Optimizing RANSAC with SSE

When developing computer vision systems that needs to find plane projections from point-to-point correspondences, a RANdom SAmple Consensus (RANSAC) implementation is necessary. The algorithm rejects wrong correspondences (outliers) and find the geometric transformation, usually a homography, explaining inliers. The algorithm randomly picks 4 correspondences, find the corresponding homography, and count how many correspondences it explains. After a fixed number of iteration, the homography with the best support is chosen.

OpenCV offers an implementation in findHomography. It is unfortunately rather slow. A great optimization approach is to leverage SIMD instructions such as SSE or NEON. In theory, SIMD instructions could allow the processor to test 4 homographies in a single pass. However, conditional jumps are forbidden since the execution flow has to be common for the 4 tested homographies.
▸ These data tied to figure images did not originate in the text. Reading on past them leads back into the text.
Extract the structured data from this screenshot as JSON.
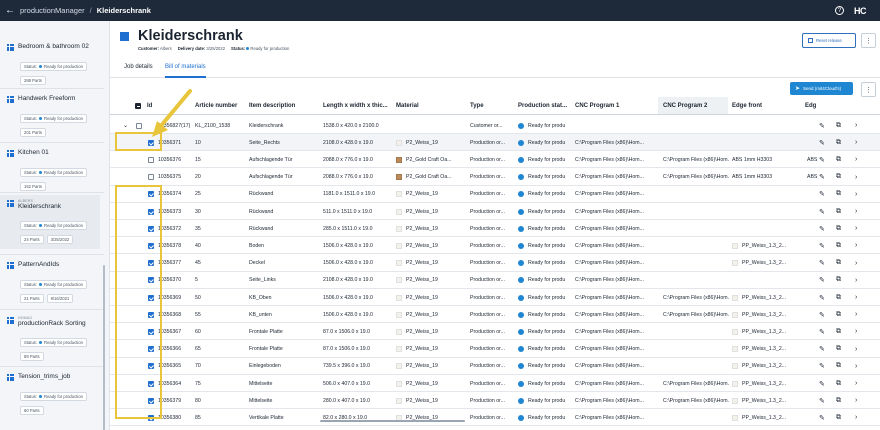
{
  "topbar": {
    "crumb": "productionManager",
    "sep": "/",
    "current": "Kleiderschrank",
    "logo": "HC"
  },
  "sidebar": {
    "cards": [
      {
        "pre": "",
        "title": "Bedroom & bathroom 02",
        "status_label": "Status:",
        "status": "Ready for production",
        "parts": "288 Parts",
        "date": ""
      },
      {
        "pre": "",
        "title": "Handwerk Freeform",
        "status_label": "Status:",
        "status": "Ready for production",
        "parts": "201 Parts",
        "date": ""
      },
      {
        "pre": "",
        "title": "Kitchen 01",
        "status_label": "Status:",
        "status": "Ready for production",
        "parts": "152 Parts",
        "date": ""
      },
      {
        "pre": "ALBERS",
        "title": "Kleiderschrank",
        "status_label": "Status:",
        "status": "Ready for production",
        "parts": "24 Parts",
        "date": "3/25/2022"
      },
      {
        "pre": "",
        "title": "PatternAndIds",
        "status_label": "Status:",
        "status": "Ready for production",
        "parts": "21 Parts",
        "date": "9/16/2021"
      },
      {
        "pre": "HOMAG",
        "title": "productionRack Sorting",
        "status_label": "Status:",
        "status": "Ready for production",
        "parts": "89 Parts",
        "date": ""
      },
      {
        "pre": "",
        "title": "Tension_trims_job",
        "status_label": "Status:",
        "status": "Ready for production",
        "parts": "60 Parts",
        "date": ""
      }
    ]
  },
  "header": {
    "title": "Kleiderschrank",
    "customer_label": "Customer:",
    "customer": "Albers",
    "delivery_label": "Delivery date:",
    "delivery": "3/25/2022",
    "status_label": "Status:",
    "status": "Ready for production",
    "reset_label": "Reset release",
    "more": "⋮"
  },
  "tabs": [
    {
      "label": "Job details"
    },
    {
      "label": "Bill of materials"
    }
  ],
  "send_button": "Send (mit4Cloud's)",
  "table": {
    "columns": [
      "Id",
      "Article number",
      "Item description",
      "Length x width x thic...",
      "Material",
      "Type",
      "Production stat...",
      "CNC Program 1",
      "CNC Program 2",
      "Edge front",
      "Edg"
    ],
    "rows": [
      {
        "id": "10356827(17)",
        "article": "KL_2100_1538",
        "desc": "Kleiderschrank",
        "dims": "1538.0 x 420.0 x 2100.0",
        "material": "",
        "swatch": "none",
        "type": "Customer or...",
        "status": "Ready for produ",
        "cnc1": "",
        "cnc2": "",
        "edge": "",
        "edge2": "",
        "checked": false,
        "group": true
      },
      {
        "id": "10356371",
        "article": "10",
        "desc": "Seite_Rechts",
        "dims": "2108.0 x 428.0 x 19.0",
        "material": "P2_Weiss_19",
        "swatch": "white",
        "type": "Production or...",
        "status": "Ready for produ",
        "cnc1": "C:\\Program Files (x86)\\Hom...",
        "cnc2": "",
        "edge": "",
        "edge2": "",
        "checked": true,
        "group": false
      },
      {
        "id": "10356376",
        "article": "15",
        "desc": "Aufschlagende Tür",
        "dims": "2088.0 x 776.0 x 19.0",
        "material": "P2_Gold Craft Oa...",
        "swatch": "oak",
        "type": "Production or...",
        "status": "Ready for produ",
        "cnc1": "C:\\Program Files (x86)\\Hom...",
        "cnc2": "C:\\Program Files (x86)\\Hom...",
        "edge": "ABS 1mm H3303",
        "edge2": "ABS",
        "checked": false,
        "group": false
      },
      {
        "id": "10356375",
        "article": "20",
        "desc": "Aufschlagende Tür",
        "dims": "2088.0 x 776.0 x 19.0",
        "material": "P2_Gold Craft Oa...",
        "swatch": "oak",
        "type": "Production or...",
        "status": "Ready for produ",
        "cnc1": "C:\\Program Files (x86)\\Hom...",
        "cnc2": "C:\\Program Files (x86)\\Hom...",
        "edge": "ABS 1mm H3303",
        "edge2": "ABS",
        "checked": false,
        "group": false
      },
      {
        "id": "10356374",
        "article": "25",
        "desc": "Rückwand",
        "dims": "1181.0 x 1511.0 x 19.0",
        "material": "P2_Weiss_19",
        "swatch": "white",
        "type": "Production or...",
        "status": "Ready for produ",
        "cnc1": "C:\\Program Files (x86)\\Hom...",
        "cnc2": "",
        "edge": "",
        "edge2": "",
        "checked": true,
        "group": false
      },
      {
        "id": "10356373",
        "article": "30",
        "desc": "Rückwand",
        "dims": "511.0 x 1511.0 x 19.0",
        "material": "P2_Weiss_19",
        "swatch": "white",
        "type": "Production or...",
        "status": "Ready for produ",
        "cnc1": "C:\\Program Files (x86)\\Hom...",
        "cnc2": "",
        "edge": "",
        "edge2": "",
        "checked": true,
        "group": false
      },
      {
        "id": "10356372",
        "article": "35",
        "desc": "Rückwand",
        "dims": "285.0 x 1511.0 x 19.0",
        "material": "P2_Weiss_19",
        "swatch": "white",
        "type": "Production or...",
        "status": "Ready for produ",
        "cnc1": "C:\\Program Files (x86)\\Hom...",
        "cnc2": "",
        "edge": "",
        "edge2": "",
        "checked": true,
        "group": false
      },
      {
        "id": "10356378",
        "article": "40",
        "desc": "Boden",
        "dims": "1506.0 x 428.0 x 19.0",
        "material": "P2_Weiss_19",
        "swatch": "white",
        "type": "Production or...",
        "status": "Ready for produ",
        "cnc1": "C:\\Program Files (x86)\\Hom...",
        "cnc2": "",
        "edge": "PP_Weiss_1.3_2...",
        "edge2": "",
        "checked": true,
        "group": false
      },
      {
        "id": "10356377",
        "article": "45",
        "desc": "Deckel",
        "dims": "1506.0 x 428.0 x 19.0",
        "material": "P2_Weiss_19",
        "swatch": "white",
        "type": "Production or...",
        "status": "Ready for produ",
        "cnc1": "C:\\Program Files (x86)\\Hom...",
        "cnc2": "",
        "edge": "PP_Weiss_1.3_2...",
        "edge2": "",
        "checked": true,
        "group": false
      },
      {
        "id": "10356370",
        "article": "5",
        "desc": "Seite_Links",
        "dims": "2108.0 x 428.0 x 19.0",
        "material": "P2_Weiss_19",
        "swatch": "white",
        "type": "Production or...",
        "status": "Ready for produ",
        "cnc1": "C:\\Program Files (x86)\\Hom...",
        "cnc2": "",
        "edge": "",
        "edge2": "",
        "checked": true,
        "group": false
      },
      {
        "id": "10356369",
        "article": "50",
        "desc": "KB_Oben",
        "dims": "1506.0 x 428.0 x 19.0",
        "material": "P2_Weiss_19",
        "swatch": "white",
        "type": "Production or...",
        "status": "Ready for produ",
        "cnc1": "C:\\Program Files (x86)\\Hom...",
        "cnc2": "C:\\Program Files (x86)\\Hom...",
        "edge": "PP_Weiss_1.3_2...",
        "edge2": "",
        "checked": true,
        "group": false
      },
      {
        "id": "10356368",
        "article": "55",
        "desc": "KB_unten",
        "dims": "1506.0 x 428.0 x 19.0",
        "material": "P2_Weiss_19",
        "swatch": "white",
        "type": "Production or...",
        "status": "Ready for produ",
        "cnc1": "C:\\Program Files (x86)\\Hom...",
        "cnc2": "C:\\Program Files (x86)\\Hom...",
        "edge": "PP_Weiss_1.3_2...",
        "edge2": "",
        "checked": true,
        "group": false
      },
      {
        "id": "10356367",
        "article": "60",
        "desc": "Frontale Platte",
        "dims": "87.0 x 1506.0 x 19.0",
        "material": "P2_Weiss_19",
        "swatch": "white",
        "type": "Production or...",
        "status": "Ready for produ",
        "cnc1": "C:\\Program Files (x86)\\Hom...",
        "cnc2": "",
        "edge": "PP_Weiss_1.3_2...",
        "edge2": "",
        "checked": true,
        "group": false
      },
      {
        "id": "10356366",
        "article": "65",
        "desc": "Frontale Platte",
        "dims": "87.0 x 1506.0 x 19.0",
        "material": "P2_Weiss_19",
        "swatch": "white",
        "type": "Production or...",
        "status": "Ready for produ",
        "cnc1": "C:\\Program Files (x86)\\Hom...",
        "cnc2": "",
        "edge": "PP_Weiss_1.3_2...",
        "edge2": "",
        "checked": true,
        "group": false
      },
      {
        "id": "10356365",
        "article": "70",
        "desc": "Einlegeboden",
        "dims": "739.5 x 396.0 x 19.0",
        "material": "P2_Weiss_19",
        "swatch": "white",
        "type": "Production or...",
        "status": "Ready for produ",
        "cnc1": "C:\\Program Files (x86)\\Hom...",
        "cnc2": "",
        "edge": "PP_Weiss_1.3_2...",
        "edge2": "",
        "checked": true,
        "group": false
      },
      {
        "id": "10356364",
        "article": "75",
        "desc": "Mittelseite",
        "dims": "506.0 x 407.0 x 19.0",
        "material": "P2_Weiss_19",
        "swatch": "white",
        "type": "Production or...",
        "status": "Ready for produ",
        "cnc1": "C:\\Program Files (x86)\\Hom...",
        "cnc2": "C:\\Program Files (x86)\\Hom...",
        "edge": "PP_Weiss_1.3_2...",
        "edge2": "",
        "checked": true,
        "group": false
      },
      {
        "id": "10356379",
        "article": "80",
        "desc": "Mittelseite",
        "dims": "280.0 x 407.0 x 19.0",
        "material": "P2_Weiss_19",
        "swatch": "white",
        "type": "Production or...",
        "status": "Ready for produ",
        "cnc1": "C:\\Program Files (x86)\\Hom...",
        "cnc2": "C:\\Program Files (x86)\\Hom...",
        "edge": "PP_Weiss_1.3_2...",
        "edge2": "",
        "checked": true,
        "group": false
      },
      {
        "id": "10356380",
        "article": "85",
        "desc": "Vertikale Platte",
        "dims": "82.0 x 280.0 x 19.0",
        "material": "P2_Weiss_19",
        "swatch": "white",
        "type": "Production or...",
        "status": "Ready for produ",
        "cnc1": "C:\\Program Files (x86)\\Hom...",
        "cnc2": "",
        "edge": "PP_Weiss_1.3_2...",
        "edge2": "",
        "checked": true,
        "group": false
      }
    ]
  },
  "icons": {
    "edit": "pencil-icon",
    "copy": "copy-icon",
    "open": "chevron-right-icon"
  },
  "colors": {
    "topbar": "#1e2a3a",
    "accent": "#1f86d1",
    "highlight": "#e8c53a"
  }
}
Computing homographies without conditional jumps

We need a jumpless way of computing a homography from 4 correspondences. Since I’m lazy, I asked maple to generate the function for me. Maple had problem inverting analytically the 8 by 8 matrix to solve the problem. It managed to compute analytically a homography sending the unit square to arbitrary points, though.

Here’s the maple code:

with(linalg);
eq := (x,y) -> <<x[1]| x[2] | 1 | 0| 0| 0| -y[1]*x[1]/1 | -y[1]*x[2]/1>, <0|0|0|x[1]|x[2]|1|- (y[2]/1)*x[1]|- (y[2]/1)*x[2]>>;
mat := < eq([0, 0],x) , eq([0,1],y), eq([1,1],z), eq([1,0],w)>;
inv := inverse(mat);
homo := simplify(evalm(inv &* <x[1],x[2],y[1],y[2],z[1],z[2],w[1],w[2]>));
homo_func := unapply([homo[1],homo[2],homo[3],homo[4],homo[5],homo[6],homo[7],homo[8]],x,y,z,w);
CodeGeneration[C](homo_func, optimize);

This little code produces a rather large function that does not use SIMD instructions at all: it uses double. To compute an arbitrary homography, I just call this function twice, invert one result, and multiply both matrix together. These function do not need conditional jumps.
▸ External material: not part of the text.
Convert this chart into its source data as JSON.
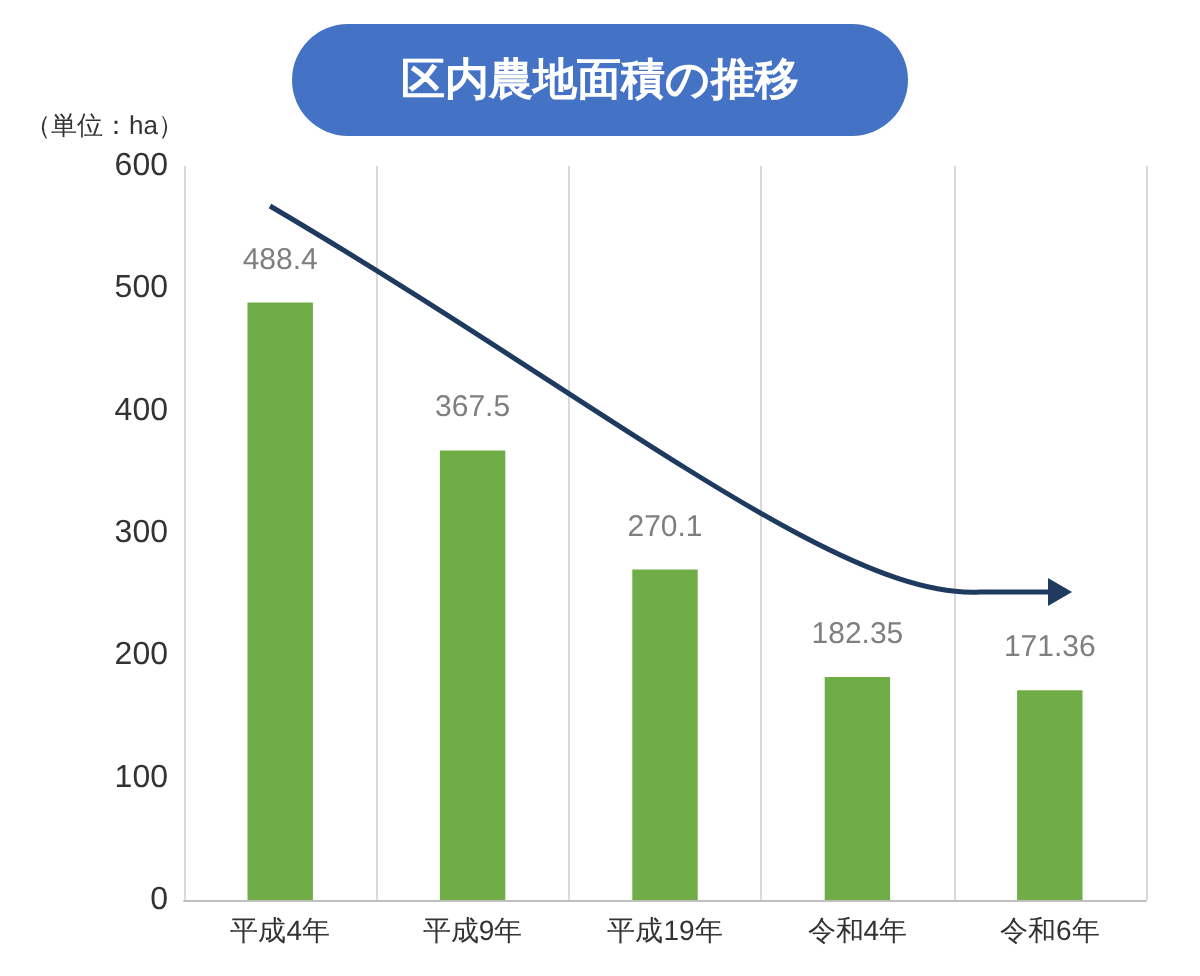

Thank to the power of C++ (operator overloading in particular), replacing “double” with a SSE type simply amounts to defining a class.

Replacing double with fvec4

Compilers give access to SSE instructions through intrinsics that do not look very friendly. The following example is rather hard to read:

// declares a variable containing "1, 2, 3, 4"
__m128 a = _mm_set_ps(4, 3, 2, 1);
// Adds "7" to all entries of a
a = _mm_add_ps(a, _mm_set1_ps(7));

This version is much easier to read:

fvec4 a(1, 2, 3, 4);
fvec4 a += fvec4(7);

The fvec4 class can be implemented by declaring proper constructors and operators. The only data member is a single __m128 field. It might look like:

struct fvec4 {
    __m128 data;

    fvec4(float a) {data = _mm_set_ps1(a);}
    fvec4(float a, float b, float c, float d) { data = _mm_set_ps(a,b,c,d); }

    fvec4 operator += (const fvec4 &a) {
      this->data = _mm_add_ps(data, a.data);
      return *this;
    }
};

Once we have such a class (see my fvec4 class, used in polyora), we can simply replace “double” by “fvec4″ in the function generated by maple. The result is a function that computes 4 homographies in a single jumpless execution.

Parallel RANSAC loop

We now have everything we need to write our RANSAC loop:

// compute the homography
fvec4 H[3][3];
homography4_from_4corresp(pts1[0], pts1[1], pts1[2], pts1[3],
                          pts2[0], pts2[1], pts2[2], pts2[3],
                          H);
// evaluate support
fvec4 support(0);
for (int i=0; i<n; i++) {
  // Fetch the 4 next correspondences
  p[0] = fvec4( row(i,uv1,stride1)[0] );
  p[1] = fvec4( row(i,uv1,stride1)[1] );
  g[0] = fvec4( row(i,uv2,stride2)[0] );
  g[1] = fvec4( row(i,uv2,stride2)[1] );

  // Projects the points with the homography
  fvec4 t[2];
  homography4_transform(p, H, t);

  // Compute reprojection distances
  fvec4 d = dist2(t,g);

  // Compute support.
  support += (d < threshold) & fvec4(1 - .1 * (d / threshold));
}

And here we go ! See the full implementation here.

Results

Using SSE instructions to find homographies significantly speeds up computation. My implementation is much faster than OpenCV’s findHomography function which is a bit more more accurate, because it uses 64 bits doubles instead of 32 bits floats.